Top 10 tax tips
Take the strain out of the end of the financial year!
It’s that time of the year again where the tax man comes knocking and expects you to have all your financials in tip-top condition. Small business owners can often feel the strain as the end of the tax year looms, desperately striving to digest and implement a wealth of information.
Our top 10 list of tips is a great guide for how you can do your own tax properly:
- Be organised – don’t leave everything to the last minute. Research what it is that you need to have ready and start collating all documents well in advance of the tax deadline. We suggest writing a list of all the files that need to be gathered. Remember to include receipts, certificates, bills and dividend statements.
- Write off bad debt – It is always best to review all debts before 30th June and write off bad debt. This involves taking the value of the debt owed and eschewing taxes against it.
- Scrap unwanted stock – Look for obsolete stock and adopt a valuation rule. Scrap unwanted stock by 30th June, if the difference between opening and closing value is less than $5,000.
- Entrepreneurs tax offset – If you as a taxpayer are a small business entity of less than $75,000 then you may qualify for an offset of up to 25% off tax payable on business income.
- Review your rebates - Tax rebates, such as the private health insurance rebate, reduces the tax you owe and may be offered as an incentive, as a credit for tax already paid, or to relieve personal circumstances.
- Employ car deductions - If you use your car for work, keep a logbook and keep all your expenses for the year. It will allow you the option of selecting the best method of claiming the cost of running your vehicle.
- Goods and services tax (GST) – GST can be a bonus for small business owners in terms of cash flow.

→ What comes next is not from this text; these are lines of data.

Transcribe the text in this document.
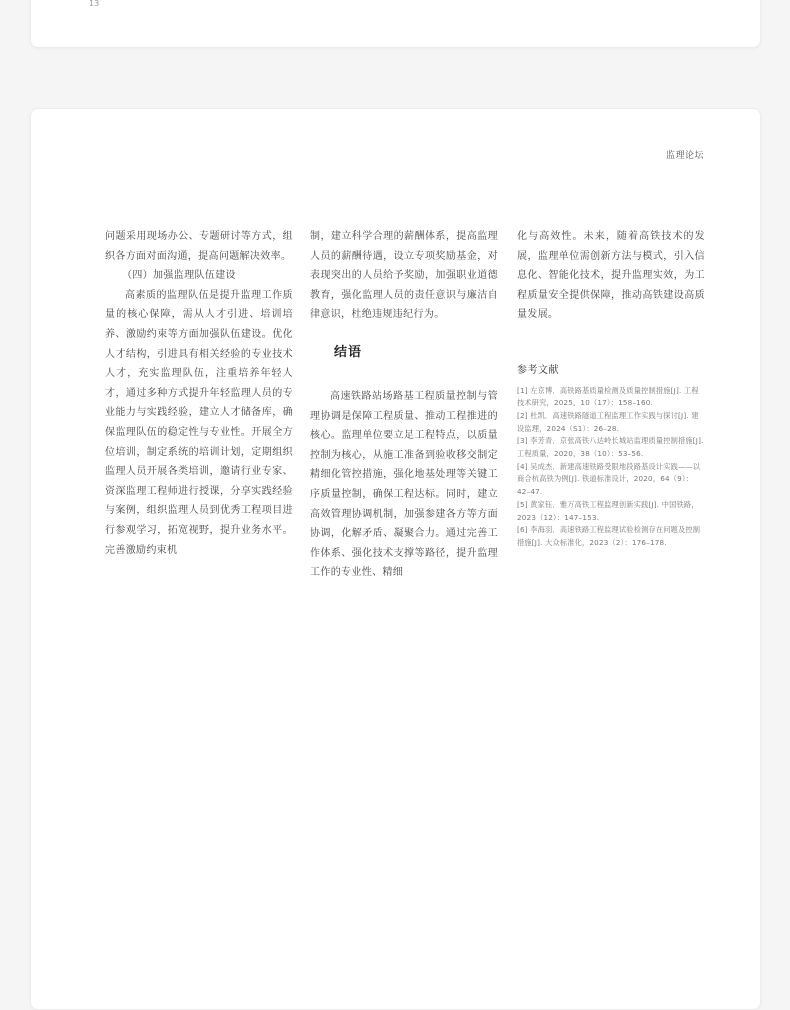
13
监理论坛

问题采用现场办公、专题研讨等方式，组织各方面对面沟通，提高问题解决效率。

（四）加强监理队伍建设

高素质的监理队伍是提升监理工作质量的核心保障，需从人才引进、培训培养、激励约束等方面加强队伍建设。优化人才结构，引进具有相关经验的专业技术人才，充实监理队伍，注重培养年轻人才，通过多种方式提升年轻监理人员的专业能力与实践经验，建立人才储备库，确保监理队伍的稳定性与专业性。开展全方位培训，制定系统的培训计划，定期组织监理人员开展各类培训，邀请行业专家、资深监理工程师进行授课，分享实践经验与案例，组织监理人员到优秀工程项目进行参观学习，拓宽视野，提升业务水平。完善激励约束机

制，建立科学合理的薪酬体系，提高监理人员的薪酬待遇，设立专项奖励基金，对表现突出的人员给予奖励，加强职业道德教育，强化监理人员的责任意识与廉洁自律意识，杜绝违规违纪行为。

结语

高速铁路站场路基工程质量控制与管理协调是保障工程质量、推动工程推进的核心。监理单位要立足工程特点，以质量控制为核心，从施工准备到验收移交制定精细化管控措施，强化地基处理等关键工序质量控制，确保工程达标。同时，建立高效管理协调机制，加强参建各方等方面协调，化解矛盾、凝聚合力。通过完善工作体系、强化技术支撑等路径，提升监理工作的专业性、精细

化与高效性。未来，随着高铁技术的发展，监理单位需创新方法与模式，引入信息化、智能化技术，提升监理实效，为工程质量安全提供保障，推动高铁建设高质量发展。

参考文献

[1] 左京博．高铁路基质量检测及质量控制措施[J]. 工程技术研究，2025，10（17）：158–160.

[2] 杜凯．高速铁路隧道工程监理工作实践与探讨[J]. 建设监理，2024（S1）：26–28.

[3] 李芳青．京张高铁八达岭长城站监理质量控制措施[J]. 工程质量，2020，38（10）：53–56.

[4] 吴成杰．新建高速铁路受限地段路基设计实践——以商合杭高铁为例[J]. 铁道标准设计，2020，64（9）：42–47.

[5] 黄家钰．雅万高铁工程监理创新实践[J]. 中国铁路，2023（12）：147–153.

[6] 李海羽．高速铁路工程监理试验检测存在问题及控制措施[J]. 大众标准化，2023（2）：176–178.
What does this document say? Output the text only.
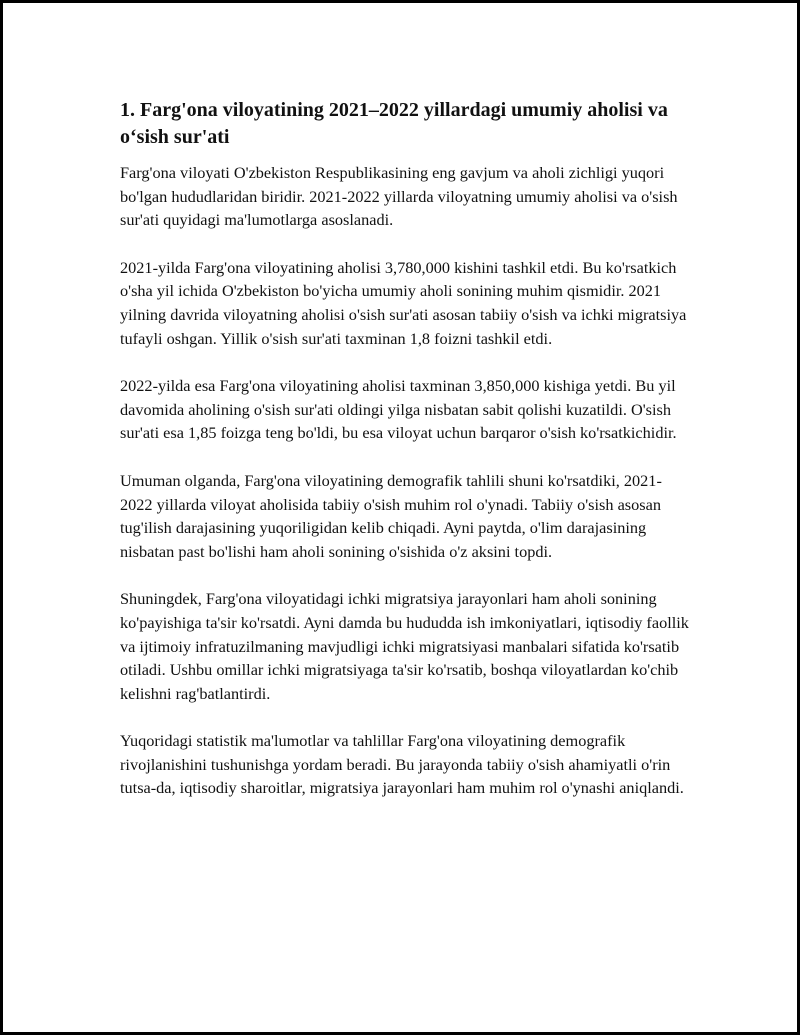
1. Farg'ona viloyatining 2021–2022 yillardagi umumiy aholisi va oʻsish sur'ati

Farg'ona viloyati O'zbekiston Respublikasining eng gavjum va aholi zichligi yuqori bo'lgan hududlaridan biridir. 2021-2022 yillarda viloyatning umumiy aholisi va o'sish sur'ati quyidagi ma'lumotlarga asoslanadi.

2021-yilda Farg'ona viloyatining aholisi 3,780,000 kishini tashkil etdi. Bu ko'rsatkich o'sha yil ichida O'zbekiston bo'yicha umumiy aholi sonining muhim qismidir. 2021 yilning davrida viloyatning aholisi o'sish sur'ati asosan tabiiy o'sish va ichki migratsiya tufayli oshgan. Yillik o'sish sur'ati taxminan 1,8 foizni tashkil etdi.

2022-yilda esa Farg'ona viloyatining aholisi taxminan 3,850,000 kishiga yetdi. Bu yil davomida aholining o'sish sur'ati oldingi yilga nisbatan sabit qolishi kuzatildi. O'sish sur'ati esa 1,85 foizga teng bo'ldi, bu esa viloyat uchun barqaror o'sish ko'rsatkichidir.

Umuman olganda, Farg'ona viloyatining demografik tahlili shuni ko'rsatdiki, 2021-2022 yillarda viloyat aholisida tabiiy o'sish muhim rol o'ynadi. Tabiiy o'sish asosan tug'ilish darajasining yuqoriligidan kelib chiqadi. Ayni paytda, o'lim darajasining nisbatan past bo'lishi ham aholi sonining o'sishida o'z aksini topdi.

Shuningdek, Farg'ona viloyatidagi ichki migratsiya jarayonlari ham aholi sonining ko'payishiga ta'sir ko'rsatdi. Ayni damda bu hududda ish imkoniyatlari, iqtisodiy faollik va ijtimoiy infratuzilmaning mavjudligi ichki migratsiyasi manbalari sifatida ko'rsatib otiladi. Ushbu omillar ichki migratsiyaga ta'sir ko'rsatib, boshqa viloyatlardan ko'chib kelishni rag'batlantirdi.

Yuqoridagi statistik ma'lumotlar va tahlillar Farg'ona viloyatining demografik rivojlanishini tushunishga yordam beradi. Bu jarayonda tabiiy o'sish ahamiyatli o'rin tutsa-da, iqtisodiy sharoitlar, migratsiya jarayonlari ham muhim rol o'ynashi aniqlandi.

If for example your collection cycle is less than 30 days, the GST money provided from your customers will be in your bank and can be deployed in the funding of your business.
- Get educated- Understand what work related expenses you can claim, and those that are unique to your industry.
- Expenses - Pay deductible expenses as close to June 30th as possible to minimise the cash flow impact and make sure you keep a well-organised file of all receipts.
- 10. Web based accounting – shoebox accounting is not only unreliable but also unsafe. With the digital age well and truly upon us, it is only logical to move accounting to a secure online platform, where financials can be tracked and maintained with ease.